Appraisers use what is called the Direct Comparison Approach, which is based on the principle of substitution. It follows the notion that a prudent buyer would pay no more for a given property than the cost of acquiring a similar one. Of course, not all homes are the same, and there need to be price adjustments to account for these differing characteristics. This is where an appraisal of a property can get complicated, and result in differing opinions regarding the accuracy of pricing.
Particularly in a region such as Metro Vancouver, there are very diverse attributes between subareas, lending to the importance of remaining inside the boundaries to find suitable comparables. I define a suitable comparable as a property with the following similar attributes:
- Type (i.e. condo/house);
- Style (i.e. bungalow/basement entry);
- Age (i.e. within 10 years);
- Number of bedrooms, and;
- Location (preferably in the same building, on the same street, or within the neighborhood).
If there are no similar sold properties over the last three months, the selection is extended outside the subject neighborhood to find comparables in alternative areas. The nature of each district may vary, such as the average age of properties, adverse influences, distance to downtown core and amenities, or topography (slope, floodplain, etc.).
These location adjustments for the comparables are calculated based on a qualitative comparison in relation to the subject property, which can be labelled superior, similar, or inferior. Appraisers use an adjustment template that may be pre-determined, such as what homebuyers would pay to live in a certain area, based on historic numbers.

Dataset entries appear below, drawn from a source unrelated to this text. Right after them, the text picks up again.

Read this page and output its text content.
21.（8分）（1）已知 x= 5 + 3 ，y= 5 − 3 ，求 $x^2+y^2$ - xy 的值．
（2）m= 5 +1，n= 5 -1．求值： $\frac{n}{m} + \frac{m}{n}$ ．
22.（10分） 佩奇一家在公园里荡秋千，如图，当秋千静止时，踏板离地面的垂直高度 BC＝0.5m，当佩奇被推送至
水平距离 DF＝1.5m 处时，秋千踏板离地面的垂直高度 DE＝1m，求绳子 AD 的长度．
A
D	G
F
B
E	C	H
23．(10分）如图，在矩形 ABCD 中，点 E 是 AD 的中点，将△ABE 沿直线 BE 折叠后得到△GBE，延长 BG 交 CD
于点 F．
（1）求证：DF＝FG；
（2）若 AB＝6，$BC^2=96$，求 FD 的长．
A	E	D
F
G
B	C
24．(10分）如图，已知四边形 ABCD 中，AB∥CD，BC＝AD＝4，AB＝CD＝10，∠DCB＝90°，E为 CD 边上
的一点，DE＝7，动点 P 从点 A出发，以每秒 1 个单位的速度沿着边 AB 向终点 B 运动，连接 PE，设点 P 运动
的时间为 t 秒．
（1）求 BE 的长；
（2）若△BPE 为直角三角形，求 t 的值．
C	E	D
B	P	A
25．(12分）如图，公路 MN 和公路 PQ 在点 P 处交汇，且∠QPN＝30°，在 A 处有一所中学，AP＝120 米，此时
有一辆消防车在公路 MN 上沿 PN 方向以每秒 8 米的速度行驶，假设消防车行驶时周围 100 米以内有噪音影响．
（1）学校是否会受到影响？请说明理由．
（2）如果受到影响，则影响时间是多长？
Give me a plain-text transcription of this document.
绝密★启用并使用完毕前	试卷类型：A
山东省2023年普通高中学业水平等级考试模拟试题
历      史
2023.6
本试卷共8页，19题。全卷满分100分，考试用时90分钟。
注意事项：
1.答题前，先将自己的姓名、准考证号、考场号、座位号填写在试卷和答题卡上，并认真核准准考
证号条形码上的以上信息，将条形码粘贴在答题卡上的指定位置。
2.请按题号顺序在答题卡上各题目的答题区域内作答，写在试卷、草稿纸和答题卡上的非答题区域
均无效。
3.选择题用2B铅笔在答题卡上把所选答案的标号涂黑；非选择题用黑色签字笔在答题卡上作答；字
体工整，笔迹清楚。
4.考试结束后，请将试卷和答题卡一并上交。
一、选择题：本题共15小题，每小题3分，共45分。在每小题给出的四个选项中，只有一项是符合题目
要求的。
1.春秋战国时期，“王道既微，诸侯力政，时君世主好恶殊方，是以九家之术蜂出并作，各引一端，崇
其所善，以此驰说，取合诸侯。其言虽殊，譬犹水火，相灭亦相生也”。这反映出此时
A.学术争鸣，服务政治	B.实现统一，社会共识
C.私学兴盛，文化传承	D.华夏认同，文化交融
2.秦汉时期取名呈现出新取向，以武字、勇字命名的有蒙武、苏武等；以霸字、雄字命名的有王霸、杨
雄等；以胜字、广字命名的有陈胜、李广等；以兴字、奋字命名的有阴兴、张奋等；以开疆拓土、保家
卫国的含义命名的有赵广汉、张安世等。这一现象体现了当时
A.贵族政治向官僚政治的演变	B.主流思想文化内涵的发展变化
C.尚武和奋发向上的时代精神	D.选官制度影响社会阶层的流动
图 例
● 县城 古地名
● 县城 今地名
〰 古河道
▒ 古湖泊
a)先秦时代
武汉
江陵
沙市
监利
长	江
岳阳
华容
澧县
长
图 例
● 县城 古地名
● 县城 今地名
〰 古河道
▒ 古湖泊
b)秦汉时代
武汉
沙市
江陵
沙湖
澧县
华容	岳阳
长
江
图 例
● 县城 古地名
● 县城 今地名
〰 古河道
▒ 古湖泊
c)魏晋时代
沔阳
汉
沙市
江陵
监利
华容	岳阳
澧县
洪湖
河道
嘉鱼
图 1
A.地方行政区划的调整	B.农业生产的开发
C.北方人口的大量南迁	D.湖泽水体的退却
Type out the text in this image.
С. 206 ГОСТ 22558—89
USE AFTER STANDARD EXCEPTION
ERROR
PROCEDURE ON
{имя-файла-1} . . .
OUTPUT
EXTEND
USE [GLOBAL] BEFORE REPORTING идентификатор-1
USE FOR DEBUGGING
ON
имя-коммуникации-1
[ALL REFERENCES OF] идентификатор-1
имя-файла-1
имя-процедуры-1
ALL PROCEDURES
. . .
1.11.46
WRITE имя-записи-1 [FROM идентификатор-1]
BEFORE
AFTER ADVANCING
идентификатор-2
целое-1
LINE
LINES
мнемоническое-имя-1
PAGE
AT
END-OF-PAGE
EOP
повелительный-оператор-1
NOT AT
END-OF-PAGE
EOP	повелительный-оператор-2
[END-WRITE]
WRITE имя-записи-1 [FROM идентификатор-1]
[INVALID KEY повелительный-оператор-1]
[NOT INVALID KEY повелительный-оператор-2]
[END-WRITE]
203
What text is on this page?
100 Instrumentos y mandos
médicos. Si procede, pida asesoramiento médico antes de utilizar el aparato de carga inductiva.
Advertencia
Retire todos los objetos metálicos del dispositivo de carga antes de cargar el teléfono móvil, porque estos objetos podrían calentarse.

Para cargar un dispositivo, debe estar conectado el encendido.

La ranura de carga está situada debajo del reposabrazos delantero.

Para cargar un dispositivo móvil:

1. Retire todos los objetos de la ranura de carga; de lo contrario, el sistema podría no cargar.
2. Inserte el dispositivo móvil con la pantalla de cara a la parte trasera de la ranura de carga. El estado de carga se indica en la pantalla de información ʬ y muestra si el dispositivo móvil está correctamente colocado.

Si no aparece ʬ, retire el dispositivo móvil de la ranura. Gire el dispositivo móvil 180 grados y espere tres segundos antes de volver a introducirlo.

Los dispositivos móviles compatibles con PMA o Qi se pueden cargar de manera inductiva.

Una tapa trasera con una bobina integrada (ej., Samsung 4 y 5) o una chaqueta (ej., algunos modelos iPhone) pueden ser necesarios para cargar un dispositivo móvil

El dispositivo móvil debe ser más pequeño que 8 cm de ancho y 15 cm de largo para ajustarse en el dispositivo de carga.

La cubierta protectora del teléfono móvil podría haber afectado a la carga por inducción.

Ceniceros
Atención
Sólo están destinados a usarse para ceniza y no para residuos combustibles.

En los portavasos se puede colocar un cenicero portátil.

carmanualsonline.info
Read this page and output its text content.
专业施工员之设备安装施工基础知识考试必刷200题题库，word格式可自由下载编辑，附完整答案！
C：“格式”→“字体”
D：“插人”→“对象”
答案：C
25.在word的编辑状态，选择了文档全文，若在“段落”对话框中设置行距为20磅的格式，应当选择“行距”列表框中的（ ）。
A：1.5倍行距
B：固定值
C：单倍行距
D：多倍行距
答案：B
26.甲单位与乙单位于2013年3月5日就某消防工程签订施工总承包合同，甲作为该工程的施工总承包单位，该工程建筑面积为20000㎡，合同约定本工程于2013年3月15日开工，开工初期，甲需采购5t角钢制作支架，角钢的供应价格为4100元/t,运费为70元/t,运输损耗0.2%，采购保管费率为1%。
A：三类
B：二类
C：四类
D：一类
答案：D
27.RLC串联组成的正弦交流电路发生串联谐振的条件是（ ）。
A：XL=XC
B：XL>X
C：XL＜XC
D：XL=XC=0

The sample above is a demonstration of how an appraisal report accounts for adjustments in value. We can see that in order to account for a comparable in a better neighborhood, a negative adjustment is made to bring it in line with the subject property. The superior comparable might have been located closer to transit, or perhaps a commercial district, or it could have had a better, unobstructed view.
The reason why Automated Valuation Models (AVMs) will never be as accurate as human input, is because an appraiser visits every single property in person to see its current state and get a feel for the location at that specific point in time. Negative influences may be noted during these visits, for example, a new high-rise may be obstructing the view of a home, or there may be high levels of traffic congestion and noise, which are difficult but not impossible for AVMs to factor in.
I hope this post serves as a good starting point in helping you understand your home’s value, starting with the old adage: location, location, location. Subsequent posts will delve deeper into the different factors that determine market value, and tips on what additions will increase value before you sell.